Prescott v. Salthouse

53 Cal. 221 | Cal. | 1878

By the Court :

Upon trial of this action, judgment was rendered for the defendant. Subsequently, Julius Lee, Esq., subscribing himself “ Attorney for Plaintiff,” served upon the attorney for the defendant a notice of intention to move for a new trial, and in due time thereafter presented to the Judge who tried the cause a proposed bill of exceptions in support of the motion for a new trial. The regularity of the service of the notice and presentation of the bill of exceptions were duly objected to by the attorney of the defendant, on the ground that Mr. Lee was not the attorney of record of the plaintiff, and was therefore not competent to give a notice or present' a bill of exceptions in the cause.
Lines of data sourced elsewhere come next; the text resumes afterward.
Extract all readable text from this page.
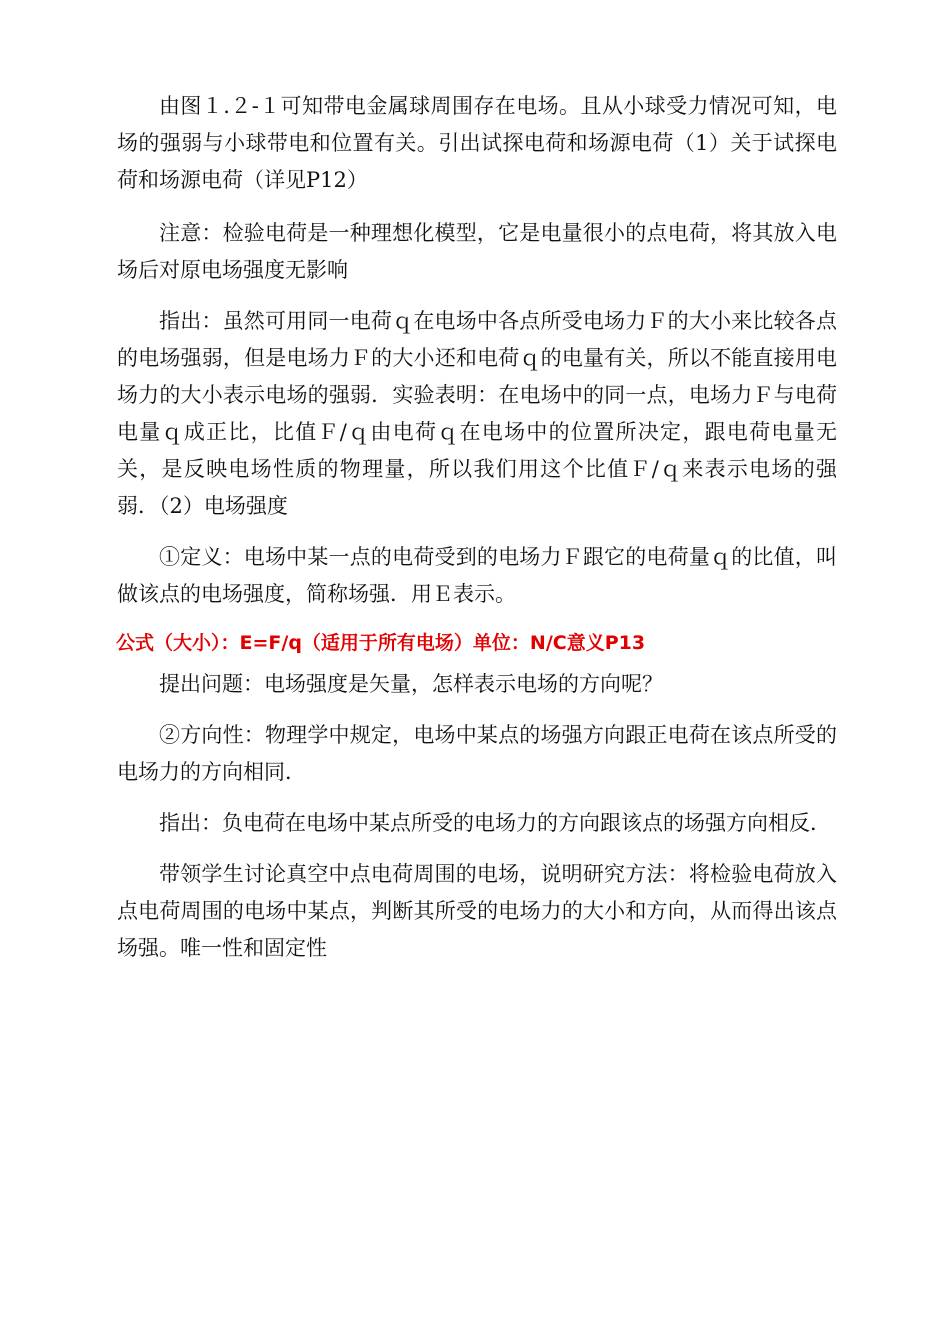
由图１.２-１可知带电金属球周围存在电场。且从小球受力情况可知，电场的强弱与小球带电和位置有关。引出试探电荷和场源电荷（1）关于试探电荷和场源电荷（详见P12）

注意：检验电荷是一种理想化模型，它是电量很小的点电荷，将其放入电场后对原电场强度无影响

指出：虽然可用同一电荷ｑ在电场中各点所受电场力Ｆ的大小来比较各点的电场强弱，但是电场力Ｆ的大小还和电荷ｑ的电量有关，所以不能直接用电场力的大小表示电场的强弱．实验表明：在电场中的同一点，电场力Ｆ与电荷电量ｑ成正比，比值Ｆ/ｑ由电荷ｑ在电场中的位置所决定，跟电荷电量无关，是反映电场性质的物理量，所以我们用这个比值Ｆ/ｑ来表示电场的强弱．（2）电场强度

①定义：电场中某一点的电荷受到的电场力Ｆ跟它的电荷量ｑ的比值，叫做该点的电场强度，简称场强．用Ｅ表示。

公式（大小）：E=F/q（适用于所有电场）单位：N/C意义P13

提出问题：电场强度是矢量，怎样表示电场的方向呢？

②方向性：物理学中规定，电场中某点的场强方向跟正电荷在该点所受的电场力的方向相同．

指出：负电荷在电场中某点所受的电场力的方向跟该点的场强方向相反．

带领学生讨论真空中点电荷周围的电场，说明研究方法：将检验电荷放入点电荷周围的电场中某点，判断其所受的电场力的大小和方向，从而得出该点场强。唯一性和固定性
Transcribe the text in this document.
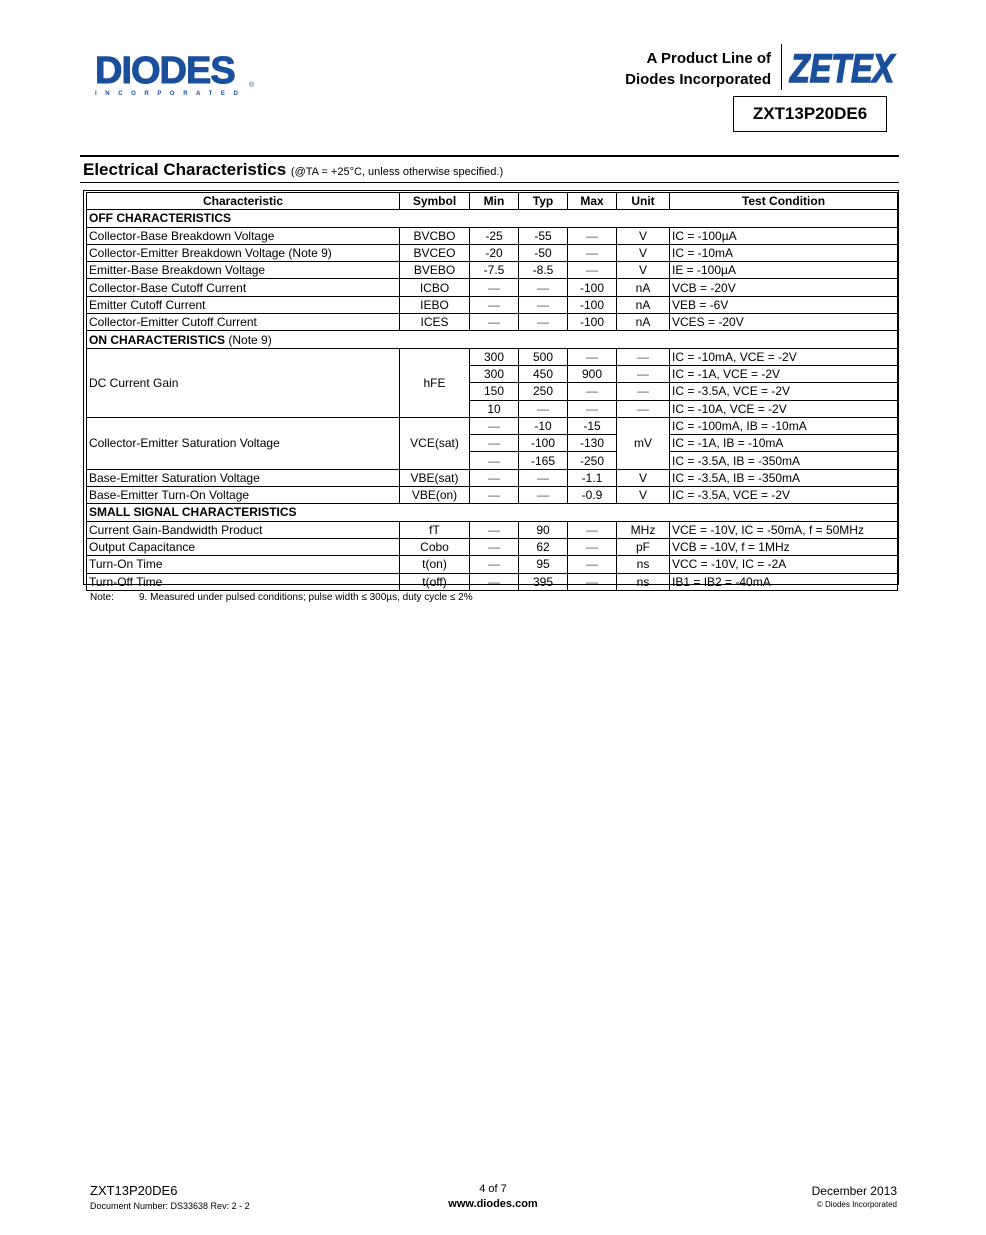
DIODES
INCORPORATED
®
A Product Line of
Diodes Incorporated ZETEX
ZXT13P20DE6
Electrical Characteristics (@TA = +25°C, unless otherwise specified.)
Characteristic	Symbol	Min	Typ	Max	Unit	Test Condition
OFF CHARACTERISTICS						
Collector-Base Breakdown Voltage	BVCBO	-25	-55	—	V	IC = -100µA
Collector-Emitter Breakdown Voltage (Note 9)	BVCEO	-20	-50	—	V	IC = -10mA
Emitter-Base Breakdown Voltage	BVEBO	-7.5	-8.5	—	V	IE = -100µA
Collector-Base Cutoff Current	ICBO	—	—	-100	nA	VCB = -20V
Emitter Cutoff Current	IEBO	—	—	-100	nA	VEB = -6V
Collector-Emitter Cutoff Current	ICES	—	—	-100	nA	VCES = -20V
ON CHARACTERISTICS (Note 9)						
DC Current Gain	hFE	300	500	—	—	IC = -10mA, VCE = -2V
		300	450	900	—	IC = -1A, VCE = -2V
		150	250	—	—	IC = -3.5A, VCE = -2V
		10	—	—	—	IC = -10A, VCE = -2V
Collector-Emitter Saturation Voltage	VCE(sat)	—	-10	-15	mV	IC = -100mA, IB = -10mA
		—	-100	-130		IC = -1A, IB = -10mA
		—	-165	-250		IC = -3.5A, IB = -350mA
Base-Emitter Saturation Voltage	VBE(sat)	—	—	-1.1	V	IC = -3.5A, IB = -350mA
Base-Emitter Turn-On Voltage	VBE(on)	—	—	-0.9	V	IC = -3.5A, VCE = -2V
SMALL SIGNAL CHARACTERISTICS						
Current Gain-Bandwidth Product	fT	—	90	—	MHz	VCE = -10V, IC = -50mA, f = 50MHz
Output Capacitance	Cobo	—	62	—	pF	VCB = -10V, f = 1MHz
Turn-On Time	t(on)	—	95	—	ns	VCC = -10V, IC = -2A
Turn-Off Time	t(off)	—	395	—	ns	IB1 = IB2 = -40mA
Note:	9. Measured under pulsed conditions; pulse width ≤ 300µs, duty cycle ≤ 2%
ZXT13P20DE6
Document Number: DS33638 Rev: 2 - 2
4 of 7
www.diodes.com
December 2013
© Diodes Incorporated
These objections were duly noted and preserved in the bill of exceptions sent up in the record. The Court below denied the motion of the plaintiff for a new trial, and thereupon Mr. Lee, as attorney for the plaintiff, filed a notice of appeal from the judgment and order denying a new trial, and caused service thereof to be made upon the attorney for the respondent, by transmission of a copy through the post-office.

At the argument here, the appeal from the judgment was dismissed, because not brought within one year after the entry of the judgment below.

*222The counsel for the respondent insists that the appeal from the order denying a new trial must also be dismissed, because Mr. Lee, by whom the procedure on appeal is conducted, is not the plaintiff’s attorney of record.

Mr. Lee certainly was not an attorney of record for the plaintiff at the commencement of the action, nor did he thereafter appear therein in anywise previously to the trial. At the trial, however, an order of the Court below was made as follows: “ Ordered, that Julius Lee be and is hereby associated as attorney of record with Messrs. Baggs and Tully for the plaintiff, etc.” This order was made on the 5th day of August, 1875, and the Clerk having omitted to enter it in the minutes, it was subsequently, and on August 8th, 1876, entered therein, nunc pro tunc, as of the former day. .

Such an order—that is, an order associating a new attorney —is unknown to the practice as prescribed by the Code of Civil Procedure. That Code provides for the substitution of one attorney for another, either upon the consent of the superseded attorney, or upon the application of the client, after notice to the attorney of record. (Code of Civil Procedure, sec. 284, et seq.) Upon such a change, made in either mode, written notice must be given to the adverse party, and until such notice given, the former attorney must be recognized. (Ibid. sec. 285.) It follows, therefore, that even if the nunc pro tunc order is to be regarded as operating a substitution of Mr. Lee, it was ineffectual for want of the prescribed notice.

But, as seen already, it was, in its very terms, merely an association of Mr. Lee with the attorneys of record for the plaintiff. It did not in any view purport to authorize him to act solely as the attorney for.the plaintiff, but only in conjunction with the other attorneys for the plaintiff, who had not been superseded- or removed.

The notice of intention to move for a new trial was, however, not given by Mr. Lee, as attorney for the plaintiff, associated with the other attorneys for the plaintiff, but as sole attorney' of record of the plaintiff—a position in which, as observed already, the nunc pro tunc order did not purport to place him.

If Mr. Lee desired to appear at the trial as counsel for the *223plaintiff, an order of the Court was not necessary to enable him to do so.

We think, therefore, that the objections taken by the counsel for the respondent must prevail, and the appeal from the order denying a new trial must be dismissed; and it is so ordered.